Наталья Григорьевна Долинина рассказывала мне впоследствии, что, когда читался приговор, бесчеловечный, беззаконный, невежественный, - Фрида стояла рядом с нею. По-видимому, такого приговора она все-таки не ждала и до последней минуты надеялась на освобождение. Она держала Наталью Григорьевну за руку и с каждым словом приговора все сильнее и сильнее стискивала эту дружескую руку.

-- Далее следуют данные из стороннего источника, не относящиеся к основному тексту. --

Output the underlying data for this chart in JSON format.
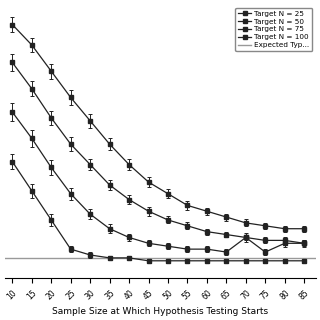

Фрида только что совершила свой очередной подвиг. Все время, пока длился процесс, не отрываясь и не уставая, в маленьких школьных тетрадках она записывала все, что происходило вокруг: речи, вопросы, ответы, возгласы в зале. Одна из этих тетрадок сохранилась - я с благоговением храню ее у себя и надеюсь когда-нибудь передать в музей... Маленькая тетрадка, такая, какие школьники покупают для "слов", исписанная Фридиным почерком. Почерк на удивление спокойный, а ведь на этом суде Фрида, быть может, впервые в жизни была вполне беззащитна. До сих пор, в каких бы она ни оказывалась трудных, ответственных, рискованных командировках, ей служил надежной охраной корреспондентский билет. Командировки же на процесс Бродского ей не дали ни "Литературная газета", ни "Известия". Она явилась в зал суда не как представитель печати, а как случайная посетительница, обыкновенная гражданка, то есть бесправное существо, не охраняемое никем и ничем от любого произвола. В этом же положении были все сидевшие вокруг, но Фрида, в отличие от них, - сражалась. Она исполняла свой долг - записывала! - под ненавистнические взглядом судьи, под злобными взглядами соседей. Помните вы это место Фридиной записи, где изображено, как толпа пытается заставить ее бросить перо? Незадолго до этой минуты из зала вывели ее друга, Евгения Александровича Гнедина, тоже приехавшего из Москвы ради Бродского и сидевшего рядом с ней. Он осмелился вслух возмути-ться тем, что общественный обвинитель с грубой бранью отозвался о защитниках Бродского. Дружинники приказали ему удалиться из зала и препроводили в милицейскую машину, дежурив-шую у входа. Фрида продолжала писать. Затем был выведен дружинниками еще один Фридин знакомый за то, как сказано было в протоколе милиции, "что он чиханием пытался сорвать судеб-ное разбирательство". Фрида продолжала писать. "Писатели! Всех бы вас из Ленинграда, все вы тут заодно!" - кричали ей соседи. Фрида продолжала писать. Она продолжала писать и после свирепого окрика Савельевой, обращенного к ней. Толпу бесило, что она молча и спокойно продолжает свое дело. Были в толпе и друзья, но чем здесь, в переполненном, взвинченном зале, под ненавидящими взглядами дружинников, специально подобранных Лернером, они могли бы помочь ей?
- Отнять у нее записи! - закричали из толпы, когда суд удалился на совещание.
Я так и вижу Фриду, маленькую, в толстом сером пальто и детской вязаной шапочке, - вижу ее в ту минуту, когда толпа хочет отнять у нее тетради. Вот она сидит среди зала, крепко сжимая тетради и ручку, школьные тетради, запись - драгоценный трофей, драгоценное оружие, - слово, силой которого будет спасен человек:
Помните эту сцену?
- А вот вы, вы, которая записывали... Зачем вы это записывали?
- Я журналистка, - миролюбиво отвечает Фрида. - Я пишу о воспитании, хочу и об этом написать.
- А что об этом писать? Все ясно. Вот отнять бы у вас записи!
- Попробуйте! - грозно отвечает Фрида.
- А что тогда будет?
- А вы попробуйте отнять, тогда и увидите.
- Ага, угрожает! Эй, дружинник, вот тут угрожают!
- Он ведь дружинник, а не полицейский, чтобы хватать за каждое слово!
- Эй, дружинник! Тут вас называют полицейскими!
В эту минуту раздалось:
- Прошу встать! Суд идет! - и нападение прекратилось.
...Свои записи Фрида приводила в порядок в Ленинграде - в тихой квартире нашего с ней общего друга, Александры Иосифовны Любарской: в Москве - первоначально у себя дома, потом у меня за столом, вместе со мной. Чем больше я вчитывалась в этот документ, тем выше ценила его мощь. Казалось, нет на свете человека, даже если он бюрократ, - Руденко или Миронов или Смирнов, - который, прочитав эту запись, не понял бы, какая произошла вопиющая несправед-ливость. Покажи это Аджубею, и он совершит чудеса... Читая и перечитывая запись, Фрида вновь переживала случившееся.
- Как бы я сейчас себя чувствовала, если бы я не поехала, что бы мы теперь были! - повторяла Фрида - с радостью, с горечью, с гордостью.